One thing that Djossa, Makpenon and other conducteurs all complain about is the high cost of food. The usual roadside meal of rice and fish in spicy sauce or cornmeal balls and fried fish with garlic dip was only 500 CFA francs a month ago. Now, simple meals can cost 1,500 CFA francs.
Benin, a Western African country slightly bigger than the size of Luzon at 110,000 square kilometers as compared to Luzon's more than 109,000 square kilometers, is considered among the most vulnerable nations to the impact of climate change. Already ranked 163rd among 177 countries in the UNDP’s Human Development Index 2007-2008, it is also considered among the world's 40 poorest and least developed countries.
In its fourth assessment report issued last year, the IPCC has projected that the urban poor in the Gulf of Guinea region, like these moto-taxi conducteurs, will most likely feel the effects of climate change not as only through freak weather conditions but also through spiralling food prices.
Loans and subsidies
In Cotonou, the country's largest city and financial center, the populace complain of rapid rise of food prices in the past few weeks.
This even as the government has provided subsidies, particularly for imported rice from Thailand that is retailed at 1,375 CFA francs (PhP13.75) per kilo.
But Hamsah Fatay, 52, a roadside motorcycle vendor, says business is brisk despite the economic downturn. He gets his supply of motorcycles from a Chinese wholesaler based in Nigeria and he sells them at 300,000 to 600,000 CFA francs, mostly by installments, payable within a year.
In June this year, President Yayi Boni has drawn a loan from the International Monetary Fund's special discounted facility for countries with low incomes. Like Haiti and Mali, Benin is using the funds to provide subsidies to agriculture and to hedge off the prices of prime commodities.

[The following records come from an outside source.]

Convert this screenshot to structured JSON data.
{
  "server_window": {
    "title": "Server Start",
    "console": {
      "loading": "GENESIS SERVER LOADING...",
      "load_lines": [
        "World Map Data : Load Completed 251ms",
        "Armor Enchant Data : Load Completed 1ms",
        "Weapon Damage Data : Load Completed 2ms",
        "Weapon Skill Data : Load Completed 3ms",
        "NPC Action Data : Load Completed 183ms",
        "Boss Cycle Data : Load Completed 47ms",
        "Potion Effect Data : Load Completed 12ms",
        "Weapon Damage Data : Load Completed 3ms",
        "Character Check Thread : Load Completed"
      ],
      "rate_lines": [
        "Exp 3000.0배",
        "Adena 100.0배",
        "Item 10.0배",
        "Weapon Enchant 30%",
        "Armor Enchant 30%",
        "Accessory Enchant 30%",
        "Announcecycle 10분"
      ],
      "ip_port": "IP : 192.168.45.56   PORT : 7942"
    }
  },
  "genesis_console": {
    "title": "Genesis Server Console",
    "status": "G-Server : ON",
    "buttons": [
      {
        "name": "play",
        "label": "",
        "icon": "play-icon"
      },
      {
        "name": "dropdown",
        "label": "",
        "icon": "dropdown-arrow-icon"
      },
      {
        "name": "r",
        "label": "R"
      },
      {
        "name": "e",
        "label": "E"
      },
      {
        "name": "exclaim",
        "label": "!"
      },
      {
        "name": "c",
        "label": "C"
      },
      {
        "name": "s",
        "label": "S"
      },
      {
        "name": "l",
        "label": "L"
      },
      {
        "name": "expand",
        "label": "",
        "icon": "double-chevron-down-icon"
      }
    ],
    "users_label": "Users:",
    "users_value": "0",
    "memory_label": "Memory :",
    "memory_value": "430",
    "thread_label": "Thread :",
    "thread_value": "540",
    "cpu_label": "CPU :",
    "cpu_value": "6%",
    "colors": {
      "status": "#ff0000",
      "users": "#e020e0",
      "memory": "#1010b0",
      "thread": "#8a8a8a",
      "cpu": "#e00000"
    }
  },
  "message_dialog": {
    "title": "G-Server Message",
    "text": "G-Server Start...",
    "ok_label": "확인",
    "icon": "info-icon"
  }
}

But the middle-class, who are beginning to feel the pinch in the past few weeks. are still worried about long-term impacts of the food crisis. “The government can only help enough. It cannot continue to borrow money and subsidize forever. But the poor might not be able to understand the limits of government’s capacity to help the poor sector,” says moto-taxi commuter Florence Worju, an accountant at the Nigerian International School.

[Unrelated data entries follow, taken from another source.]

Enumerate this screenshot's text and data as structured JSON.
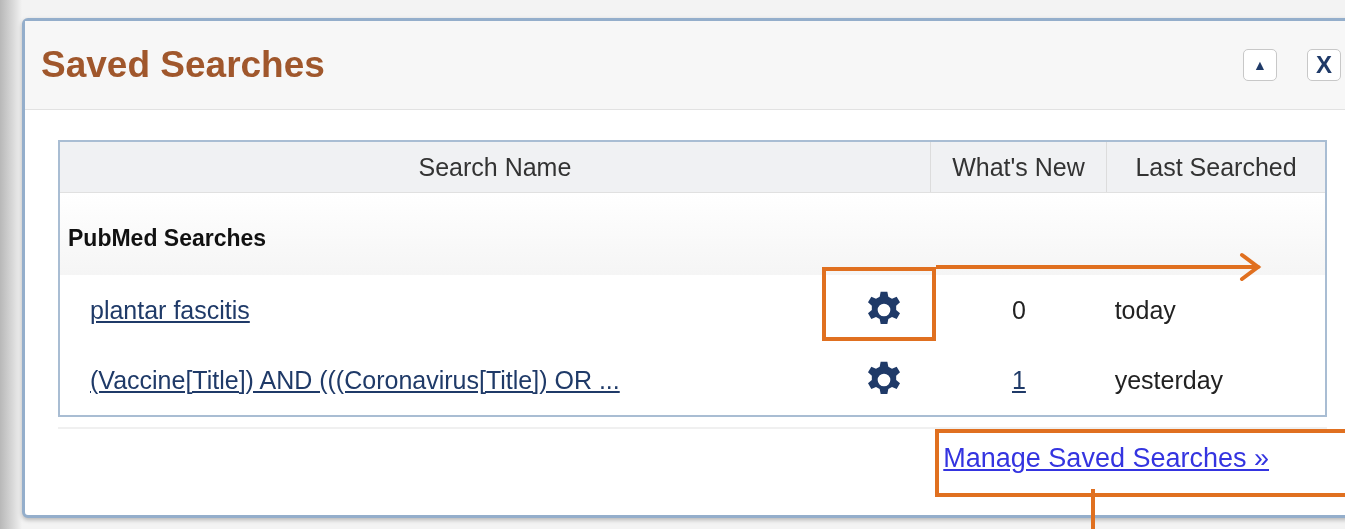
{
  "panel": {
    "title": "Saved Searches",
    "collapse_button": "▲",
    "close_button": "X"
  },
  "table": {
    "columns": [
      "Search Name",
      "What's New",
      "Last Searched"
    ],
    "groups": [
      {
        "label": "PubMed Searches",
        "rows": [
          {
            "name": "plantar fascitis",
            "whats_new": "0",
            "whats_new_linked": false,
            "last_searched": "today",
            "highlighted": true
          },
          {
            "name": "(Vaccine[Title]) AND (((Coronavirus[Title]) OR ...",
            "whats_new": "1",
            "whats_new_linked": true,
            "last_searched": "yesterday",
            "highlighted": false
          }
        ]
      }
    ]
  },
  "manage_link": {
    "label": "Manage Saved Searches »",
    "highlighted": true
  }
}
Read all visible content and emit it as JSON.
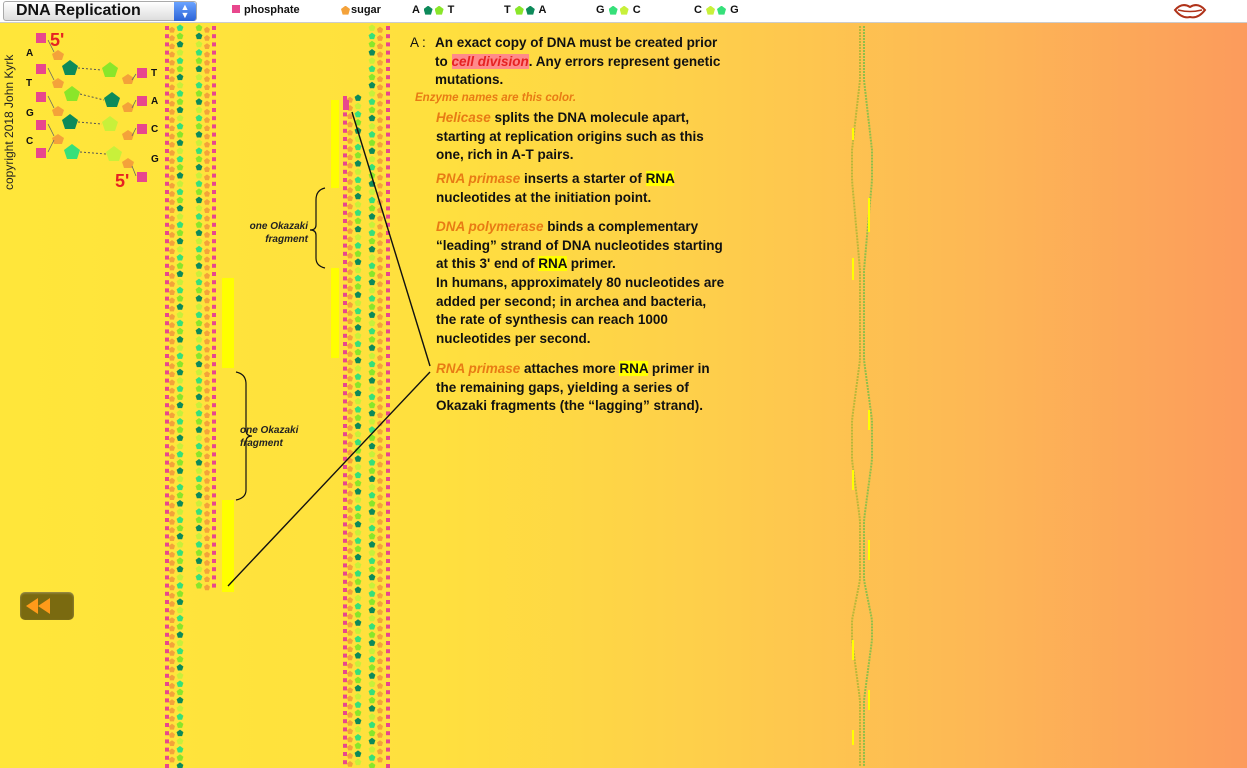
{
  "app": {
    "title": "DNA Replication",
    "copyright": "copyright 2018 John Kyrk"
  },
  "legend": {
    "phosphate": "phosphate",
    "sugar": "sugar",
    "pairs": [
      {
        "left": "A",
        "right": "T"
      },
      {
        "left": "T",
        "right": "A"
      },
      {
        "left": "G",
        "right": "C"
      },
      {
        "left": "C",
        "right": "G"
      }
    ]
  },
  "mini_dna": {
    "five_prime_top": "5'",
    "five_prime_bottom": "5'",
    "left_bases": [
      "A",
      "T",
      "G",
      "C"
    ],
    "right_bases": [
      "T",
      "A",
      "C",
      "G"
    ]
  },
  "okazaki": {
    "label_line1": "one Okazaki",
    "label_line2": "fragment"
  },
  "content": {
    "label": "A :",
    "intro_1": "An exact copy of DNA must be created prior to ",
    "intro_hl": "cell division",
    "intro_2": ". Any errors represent genetic mutations.",
    "enzyme_note": "Enzyme names are this color.",
    "helicase_name": "Helicase",
    "helicase_text": " splits the DNA molecule apart, starting at replication origins such as this one, rich in A-T pairs.",
    "primase_name": "RNA primase",
    "primase_text_1": " inserts a starter of ",
    "rna": "RNA",
    "primase_text_2": " nucleotides at the initiation point.",
    "polymerase_name": "DNA polymerase",
    "polymerase_text_1": " binds a complementary “leading” strand of DNA nucleotides starting at this 3' end of ",
    "polymerase_text_2": " primer.",
    "rate_text": "In humans, approximately 80 nucleotides are added per second; in archea and bacteria, the rate of synthesis can reach 1000 nucleotides per second.",
    "primase2_name": "RNA primase",
    "primase2_text_1": " attaches more ",
    "primase2_text_2": " primer in the remaining gaps, yielding a series of Okazaki fragments (the “lagging” strand)."
  },
  "colors": {
    "phosphate": "#e8478d",
    "sugar": "#f4a23a",
    "adenine": "#0d8a5a",
    "thymine": "#8ae62a",
    "guanine": "#36e07a",
    "cytosine": "#c8f03a",
    "enzyme": "#e87b14"
  }
}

Djossa was surprised to learn about the loan and said, "That's good. I hope the money goes into adult education, too," adding that, "It could mean I can fulfill my dream of going back to school and learn better English soon and get a certificate."
Then this prince of the road said something extremely familiar way back in the Philippines: "Then, I will get a visa out of here and find a better job somewhere in the world where English is spoken. There is no future for me here."

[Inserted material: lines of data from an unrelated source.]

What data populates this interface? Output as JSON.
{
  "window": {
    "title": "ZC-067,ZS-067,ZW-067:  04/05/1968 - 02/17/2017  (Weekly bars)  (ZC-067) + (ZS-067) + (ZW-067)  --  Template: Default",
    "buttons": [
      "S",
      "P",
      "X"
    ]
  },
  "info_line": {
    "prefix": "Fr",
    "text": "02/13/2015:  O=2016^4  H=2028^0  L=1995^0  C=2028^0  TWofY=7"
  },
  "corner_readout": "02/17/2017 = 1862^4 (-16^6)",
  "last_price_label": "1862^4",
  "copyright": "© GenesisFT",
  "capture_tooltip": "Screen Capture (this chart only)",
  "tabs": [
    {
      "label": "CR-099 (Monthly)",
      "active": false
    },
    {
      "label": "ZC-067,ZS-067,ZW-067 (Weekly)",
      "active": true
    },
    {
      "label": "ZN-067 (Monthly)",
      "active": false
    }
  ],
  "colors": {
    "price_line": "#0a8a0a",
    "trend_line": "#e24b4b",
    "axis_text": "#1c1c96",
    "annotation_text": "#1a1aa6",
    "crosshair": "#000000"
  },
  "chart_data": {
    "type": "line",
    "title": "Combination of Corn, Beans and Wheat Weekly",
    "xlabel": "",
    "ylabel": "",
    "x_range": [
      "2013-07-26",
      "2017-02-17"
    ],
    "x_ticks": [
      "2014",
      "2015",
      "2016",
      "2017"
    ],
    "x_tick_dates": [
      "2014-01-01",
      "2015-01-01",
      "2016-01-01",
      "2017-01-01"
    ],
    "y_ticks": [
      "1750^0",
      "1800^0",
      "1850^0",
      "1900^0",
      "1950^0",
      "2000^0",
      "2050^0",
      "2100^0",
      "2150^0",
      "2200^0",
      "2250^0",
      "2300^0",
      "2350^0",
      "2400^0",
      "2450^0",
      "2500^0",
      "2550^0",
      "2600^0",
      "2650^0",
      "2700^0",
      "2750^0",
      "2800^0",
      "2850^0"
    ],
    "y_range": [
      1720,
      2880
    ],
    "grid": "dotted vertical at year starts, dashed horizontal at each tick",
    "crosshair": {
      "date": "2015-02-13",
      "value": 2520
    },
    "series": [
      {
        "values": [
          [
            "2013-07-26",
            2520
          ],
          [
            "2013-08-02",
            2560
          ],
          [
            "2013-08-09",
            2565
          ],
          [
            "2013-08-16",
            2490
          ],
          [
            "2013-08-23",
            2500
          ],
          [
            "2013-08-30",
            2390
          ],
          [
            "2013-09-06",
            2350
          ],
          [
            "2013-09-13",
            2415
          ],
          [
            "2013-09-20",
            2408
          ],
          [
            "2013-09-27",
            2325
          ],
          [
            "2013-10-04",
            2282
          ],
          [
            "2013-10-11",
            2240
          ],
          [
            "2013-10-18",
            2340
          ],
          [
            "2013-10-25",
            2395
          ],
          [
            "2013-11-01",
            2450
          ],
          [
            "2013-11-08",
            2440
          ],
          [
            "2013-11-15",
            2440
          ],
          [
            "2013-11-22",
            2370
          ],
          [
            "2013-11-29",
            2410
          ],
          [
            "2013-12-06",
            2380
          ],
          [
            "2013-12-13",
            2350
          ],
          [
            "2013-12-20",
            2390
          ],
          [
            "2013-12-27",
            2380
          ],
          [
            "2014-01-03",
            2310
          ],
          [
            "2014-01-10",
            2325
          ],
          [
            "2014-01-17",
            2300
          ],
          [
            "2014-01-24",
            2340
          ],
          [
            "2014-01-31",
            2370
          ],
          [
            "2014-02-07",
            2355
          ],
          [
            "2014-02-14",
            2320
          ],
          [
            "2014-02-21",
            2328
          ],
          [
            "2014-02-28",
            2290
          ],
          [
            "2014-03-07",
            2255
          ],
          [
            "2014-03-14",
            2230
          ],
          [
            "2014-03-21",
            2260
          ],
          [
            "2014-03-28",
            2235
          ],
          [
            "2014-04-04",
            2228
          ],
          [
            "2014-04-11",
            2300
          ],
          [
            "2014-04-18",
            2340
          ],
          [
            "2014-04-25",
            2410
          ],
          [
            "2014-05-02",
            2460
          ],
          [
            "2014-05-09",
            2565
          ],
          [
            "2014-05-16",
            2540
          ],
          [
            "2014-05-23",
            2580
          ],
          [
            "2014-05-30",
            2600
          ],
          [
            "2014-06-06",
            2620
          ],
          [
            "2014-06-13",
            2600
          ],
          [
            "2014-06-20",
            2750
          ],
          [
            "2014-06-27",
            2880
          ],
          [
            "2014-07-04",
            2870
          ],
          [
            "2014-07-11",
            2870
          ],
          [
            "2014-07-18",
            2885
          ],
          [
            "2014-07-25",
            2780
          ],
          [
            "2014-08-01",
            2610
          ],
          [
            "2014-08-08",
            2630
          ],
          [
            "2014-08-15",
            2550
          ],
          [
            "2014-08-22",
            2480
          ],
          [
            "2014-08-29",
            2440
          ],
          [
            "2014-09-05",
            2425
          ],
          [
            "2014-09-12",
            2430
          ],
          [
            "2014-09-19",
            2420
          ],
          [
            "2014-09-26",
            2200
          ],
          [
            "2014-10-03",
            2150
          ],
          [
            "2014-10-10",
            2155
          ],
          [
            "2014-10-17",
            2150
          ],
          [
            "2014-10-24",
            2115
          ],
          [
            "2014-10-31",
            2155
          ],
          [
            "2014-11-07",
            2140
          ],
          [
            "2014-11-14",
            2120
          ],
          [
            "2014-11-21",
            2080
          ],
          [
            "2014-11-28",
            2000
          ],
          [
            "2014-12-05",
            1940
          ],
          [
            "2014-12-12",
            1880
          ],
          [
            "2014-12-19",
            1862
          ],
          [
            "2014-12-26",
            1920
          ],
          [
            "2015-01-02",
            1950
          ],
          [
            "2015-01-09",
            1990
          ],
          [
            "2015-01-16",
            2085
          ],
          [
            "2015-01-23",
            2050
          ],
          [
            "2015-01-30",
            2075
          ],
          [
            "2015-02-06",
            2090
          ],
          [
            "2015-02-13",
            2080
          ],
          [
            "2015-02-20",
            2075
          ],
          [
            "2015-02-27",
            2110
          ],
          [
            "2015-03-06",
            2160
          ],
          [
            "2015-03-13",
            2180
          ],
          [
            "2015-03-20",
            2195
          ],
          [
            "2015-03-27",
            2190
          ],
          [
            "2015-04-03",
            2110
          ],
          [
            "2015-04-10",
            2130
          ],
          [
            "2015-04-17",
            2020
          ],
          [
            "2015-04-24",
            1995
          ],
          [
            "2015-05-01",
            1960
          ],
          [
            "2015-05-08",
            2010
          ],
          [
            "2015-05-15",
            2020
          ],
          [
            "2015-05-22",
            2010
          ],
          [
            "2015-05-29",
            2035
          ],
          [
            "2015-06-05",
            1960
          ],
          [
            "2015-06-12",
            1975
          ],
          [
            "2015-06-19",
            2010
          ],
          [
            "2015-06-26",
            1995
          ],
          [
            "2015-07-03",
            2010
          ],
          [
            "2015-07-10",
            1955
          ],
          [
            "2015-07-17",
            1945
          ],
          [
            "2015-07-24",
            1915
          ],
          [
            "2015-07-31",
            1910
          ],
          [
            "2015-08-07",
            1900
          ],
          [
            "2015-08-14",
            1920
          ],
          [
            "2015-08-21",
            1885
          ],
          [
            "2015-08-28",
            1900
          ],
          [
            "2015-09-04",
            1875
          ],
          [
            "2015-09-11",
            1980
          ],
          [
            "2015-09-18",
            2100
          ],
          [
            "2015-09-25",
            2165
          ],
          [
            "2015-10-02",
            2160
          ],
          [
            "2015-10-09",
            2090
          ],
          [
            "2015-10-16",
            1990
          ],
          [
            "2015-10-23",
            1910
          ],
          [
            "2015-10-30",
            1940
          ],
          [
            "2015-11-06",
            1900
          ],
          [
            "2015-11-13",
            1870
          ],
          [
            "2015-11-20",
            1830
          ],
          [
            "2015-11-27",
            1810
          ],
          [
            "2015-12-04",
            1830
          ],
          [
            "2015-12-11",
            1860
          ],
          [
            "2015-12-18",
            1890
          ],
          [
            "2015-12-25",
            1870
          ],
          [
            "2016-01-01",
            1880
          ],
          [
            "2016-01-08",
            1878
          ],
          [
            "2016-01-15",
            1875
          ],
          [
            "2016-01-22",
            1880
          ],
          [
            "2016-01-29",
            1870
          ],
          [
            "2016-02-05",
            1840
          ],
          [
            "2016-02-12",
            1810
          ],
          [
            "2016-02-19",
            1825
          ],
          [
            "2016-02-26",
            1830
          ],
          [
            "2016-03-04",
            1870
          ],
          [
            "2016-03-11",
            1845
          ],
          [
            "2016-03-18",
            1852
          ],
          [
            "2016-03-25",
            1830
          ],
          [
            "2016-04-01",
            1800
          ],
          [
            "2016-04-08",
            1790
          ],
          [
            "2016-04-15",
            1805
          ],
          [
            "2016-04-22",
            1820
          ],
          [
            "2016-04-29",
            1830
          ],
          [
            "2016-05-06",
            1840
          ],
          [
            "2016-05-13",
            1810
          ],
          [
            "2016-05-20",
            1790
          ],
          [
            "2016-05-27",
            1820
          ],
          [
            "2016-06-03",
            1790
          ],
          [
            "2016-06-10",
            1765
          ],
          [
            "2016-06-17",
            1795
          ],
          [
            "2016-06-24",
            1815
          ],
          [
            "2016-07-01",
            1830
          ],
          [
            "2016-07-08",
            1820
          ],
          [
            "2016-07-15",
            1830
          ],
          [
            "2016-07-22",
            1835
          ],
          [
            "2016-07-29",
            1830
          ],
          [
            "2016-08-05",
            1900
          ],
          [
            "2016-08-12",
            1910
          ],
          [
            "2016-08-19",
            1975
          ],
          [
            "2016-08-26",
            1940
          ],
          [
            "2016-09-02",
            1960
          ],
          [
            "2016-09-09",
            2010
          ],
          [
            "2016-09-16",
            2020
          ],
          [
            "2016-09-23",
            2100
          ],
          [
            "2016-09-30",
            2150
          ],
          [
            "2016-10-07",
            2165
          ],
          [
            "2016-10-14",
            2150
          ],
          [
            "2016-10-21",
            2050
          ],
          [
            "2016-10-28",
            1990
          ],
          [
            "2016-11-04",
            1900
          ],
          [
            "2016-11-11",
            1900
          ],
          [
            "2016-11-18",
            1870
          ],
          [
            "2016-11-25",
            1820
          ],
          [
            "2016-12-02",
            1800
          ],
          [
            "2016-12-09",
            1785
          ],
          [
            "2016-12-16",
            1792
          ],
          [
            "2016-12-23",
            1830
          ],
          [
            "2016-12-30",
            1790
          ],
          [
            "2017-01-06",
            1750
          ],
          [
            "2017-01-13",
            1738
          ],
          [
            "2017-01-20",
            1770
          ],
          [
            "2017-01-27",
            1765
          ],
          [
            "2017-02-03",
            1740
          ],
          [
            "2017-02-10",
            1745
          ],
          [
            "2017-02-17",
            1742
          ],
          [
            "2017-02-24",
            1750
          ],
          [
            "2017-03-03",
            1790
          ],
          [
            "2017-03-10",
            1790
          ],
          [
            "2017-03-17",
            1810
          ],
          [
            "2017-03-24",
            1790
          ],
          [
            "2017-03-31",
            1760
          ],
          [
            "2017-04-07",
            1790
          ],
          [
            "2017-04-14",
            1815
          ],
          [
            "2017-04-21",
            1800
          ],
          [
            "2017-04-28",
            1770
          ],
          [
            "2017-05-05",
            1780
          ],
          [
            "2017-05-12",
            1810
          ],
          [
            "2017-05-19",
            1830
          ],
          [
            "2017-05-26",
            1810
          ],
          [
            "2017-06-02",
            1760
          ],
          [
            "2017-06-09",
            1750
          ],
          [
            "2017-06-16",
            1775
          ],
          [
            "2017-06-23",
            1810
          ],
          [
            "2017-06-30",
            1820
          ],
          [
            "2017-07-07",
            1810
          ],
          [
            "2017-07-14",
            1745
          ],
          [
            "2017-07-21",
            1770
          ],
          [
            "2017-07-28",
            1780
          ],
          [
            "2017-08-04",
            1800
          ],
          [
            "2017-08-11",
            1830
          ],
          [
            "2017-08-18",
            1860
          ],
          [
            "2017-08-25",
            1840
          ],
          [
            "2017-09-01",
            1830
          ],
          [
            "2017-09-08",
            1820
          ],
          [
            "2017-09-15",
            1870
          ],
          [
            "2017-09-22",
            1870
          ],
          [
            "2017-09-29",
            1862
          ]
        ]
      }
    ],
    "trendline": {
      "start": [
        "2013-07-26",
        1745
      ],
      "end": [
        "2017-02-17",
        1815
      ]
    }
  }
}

Mariona Vivar of the Paris-based Alternative Channel wrote a similar article in Spanish in her AC blog.
(Thanks to MEDIA 21, UNDP, the Philippine Daily Inquirer, Mindanao Gold Star Daily and the Global Pinoy Magazine)

2 comments:
Carlos Henrique Fioravanti of Brazil wrote: "I enjoyed reading your article about the moto-taxis. If you allow me, it could be more dramatic or (in American sense) aggressive. In practical terms, it could open with the drivers quotes and the description of their difficult lives instead of the context, that could appear in the middle, explaining why they are many, full of hopes etc. Are your focus the people or the context? The ending is simply perfect! It is so perfect that I have copied it in the story to be published in my magazine."
Carlos,
I followed your advice. I have re-arranged the paragraphs so the story can begin with the quotes. It is still the same and also not the same.Thanks for the suggestion. I am trying to read your articles in Portuguese.